Many of the photographs are arranged in corresponding pairs, groups, or constellations. A photograph at Henley Royal Regatta, a famous boating race, of middle aged white people dressed in double-breasted blazers, pashminas, and fascinators, are seen politely sheltered under umbrellas. Through this lens, the traditions of “The Establishment” are portrayed as equally bizarre as the flag-waving communities of a neglected working class. For both, Patriotism is present, just in different ways. Hung directly beneath the Henley attendants, a black family cowers from the rain under a broken Heartbrand umbrella on a grey beach in the less wealthy Essex.
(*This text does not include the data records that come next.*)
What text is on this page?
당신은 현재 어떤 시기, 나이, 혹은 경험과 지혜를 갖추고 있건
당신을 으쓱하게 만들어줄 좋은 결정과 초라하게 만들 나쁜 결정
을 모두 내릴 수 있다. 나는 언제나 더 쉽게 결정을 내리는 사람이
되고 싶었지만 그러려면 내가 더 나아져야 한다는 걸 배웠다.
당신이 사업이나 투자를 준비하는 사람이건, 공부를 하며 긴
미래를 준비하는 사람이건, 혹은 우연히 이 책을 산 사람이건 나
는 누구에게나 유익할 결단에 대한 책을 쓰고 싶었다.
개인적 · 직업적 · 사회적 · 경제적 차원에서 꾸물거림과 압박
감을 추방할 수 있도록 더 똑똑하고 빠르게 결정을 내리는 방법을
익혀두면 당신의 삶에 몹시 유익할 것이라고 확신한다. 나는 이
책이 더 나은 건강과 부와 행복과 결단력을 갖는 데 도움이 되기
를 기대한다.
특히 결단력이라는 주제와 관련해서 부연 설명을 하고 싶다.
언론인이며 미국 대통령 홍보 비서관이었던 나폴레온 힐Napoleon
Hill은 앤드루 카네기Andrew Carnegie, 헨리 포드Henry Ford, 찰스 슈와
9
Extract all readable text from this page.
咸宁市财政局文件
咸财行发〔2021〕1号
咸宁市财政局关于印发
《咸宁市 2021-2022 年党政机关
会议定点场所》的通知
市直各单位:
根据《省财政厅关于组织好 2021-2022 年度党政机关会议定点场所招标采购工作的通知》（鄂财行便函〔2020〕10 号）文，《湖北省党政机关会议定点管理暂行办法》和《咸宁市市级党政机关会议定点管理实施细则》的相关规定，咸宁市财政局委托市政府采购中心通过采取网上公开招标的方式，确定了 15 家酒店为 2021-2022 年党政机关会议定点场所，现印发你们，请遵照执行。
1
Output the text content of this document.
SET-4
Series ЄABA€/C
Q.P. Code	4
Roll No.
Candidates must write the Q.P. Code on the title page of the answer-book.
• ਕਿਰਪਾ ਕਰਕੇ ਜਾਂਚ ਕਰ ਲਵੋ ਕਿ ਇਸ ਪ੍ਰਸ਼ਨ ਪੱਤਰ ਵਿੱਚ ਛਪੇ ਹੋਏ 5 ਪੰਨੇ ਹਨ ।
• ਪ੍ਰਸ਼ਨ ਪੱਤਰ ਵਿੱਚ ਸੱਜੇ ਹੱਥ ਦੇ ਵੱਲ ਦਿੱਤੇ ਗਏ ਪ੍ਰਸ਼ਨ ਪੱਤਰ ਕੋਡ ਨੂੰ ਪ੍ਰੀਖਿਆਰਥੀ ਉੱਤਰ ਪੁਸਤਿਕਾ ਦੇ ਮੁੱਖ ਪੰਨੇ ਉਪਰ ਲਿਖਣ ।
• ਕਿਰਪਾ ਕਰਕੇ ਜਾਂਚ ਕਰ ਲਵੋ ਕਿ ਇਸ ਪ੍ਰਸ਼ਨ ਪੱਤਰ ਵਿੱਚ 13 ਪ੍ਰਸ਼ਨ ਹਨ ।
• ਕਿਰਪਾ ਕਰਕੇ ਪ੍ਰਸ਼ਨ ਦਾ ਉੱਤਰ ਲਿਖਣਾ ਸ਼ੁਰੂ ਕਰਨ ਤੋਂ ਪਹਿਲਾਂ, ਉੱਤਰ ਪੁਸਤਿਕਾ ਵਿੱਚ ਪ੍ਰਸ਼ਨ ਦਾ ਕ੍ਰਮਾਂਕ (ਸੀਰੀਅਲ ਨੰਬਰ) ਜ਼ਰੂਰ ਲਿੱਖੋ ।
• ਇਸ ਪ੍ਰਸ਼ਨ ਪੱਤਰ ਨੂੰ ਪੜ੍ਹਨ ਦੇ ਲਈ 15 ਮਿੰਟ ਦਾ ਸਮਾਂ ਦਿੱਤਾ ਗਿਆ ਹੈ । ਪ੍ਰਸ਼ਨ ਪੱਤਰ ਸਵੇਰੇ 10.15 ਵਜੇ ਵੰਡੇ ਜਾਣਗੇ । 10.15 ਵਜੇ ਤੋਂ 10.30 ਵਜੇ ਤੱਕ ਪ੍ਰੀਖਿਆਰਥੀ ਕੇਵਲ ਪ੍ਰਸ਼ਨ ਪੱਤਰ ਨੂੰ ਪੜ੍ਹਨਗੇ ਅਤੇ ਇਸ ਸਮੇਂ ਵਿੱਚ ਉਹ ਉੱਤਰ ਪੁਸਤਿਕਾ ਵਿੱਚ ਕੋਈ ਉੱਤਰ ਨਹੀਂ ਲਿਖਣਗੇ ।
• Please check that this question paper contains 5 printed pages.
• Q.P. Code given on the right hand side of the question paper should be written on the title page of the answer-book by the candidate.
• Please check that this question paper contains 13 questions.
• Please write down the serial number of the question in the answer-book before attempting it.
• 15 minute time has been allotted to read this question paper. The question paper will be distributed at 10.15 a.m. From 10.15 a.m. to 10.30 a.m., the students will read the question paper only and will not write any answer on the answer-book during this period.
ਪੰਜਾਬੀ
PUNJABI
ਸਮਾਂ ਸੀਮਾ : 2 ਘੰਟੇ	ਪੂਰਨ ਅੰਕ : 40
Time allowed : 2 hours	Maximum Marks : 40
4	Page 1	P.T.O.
Through Parr’s eyes politics become an abstract force, some distant power that, perplexes, divides, and unites Britain. One photo of a British citizenship ceremony in Bristol shows us a woman clutching her new certificate of Britishness. To her left the mayor wears a large hat of black plumes. Mayoral traditional red and black garb is completed with a large white ruffled cravat and gold chain. Together they stand in an ornate room. A Union Jack laid flat across the polished wood desk in front of them dominates the frame. Further to the right, just out of focus, a woman in a hijab awaits her turn. We view the scene over a man’s shoulder who in turn captures it on an iPad. At the center, the new British citizen regards the scene with a forced smile.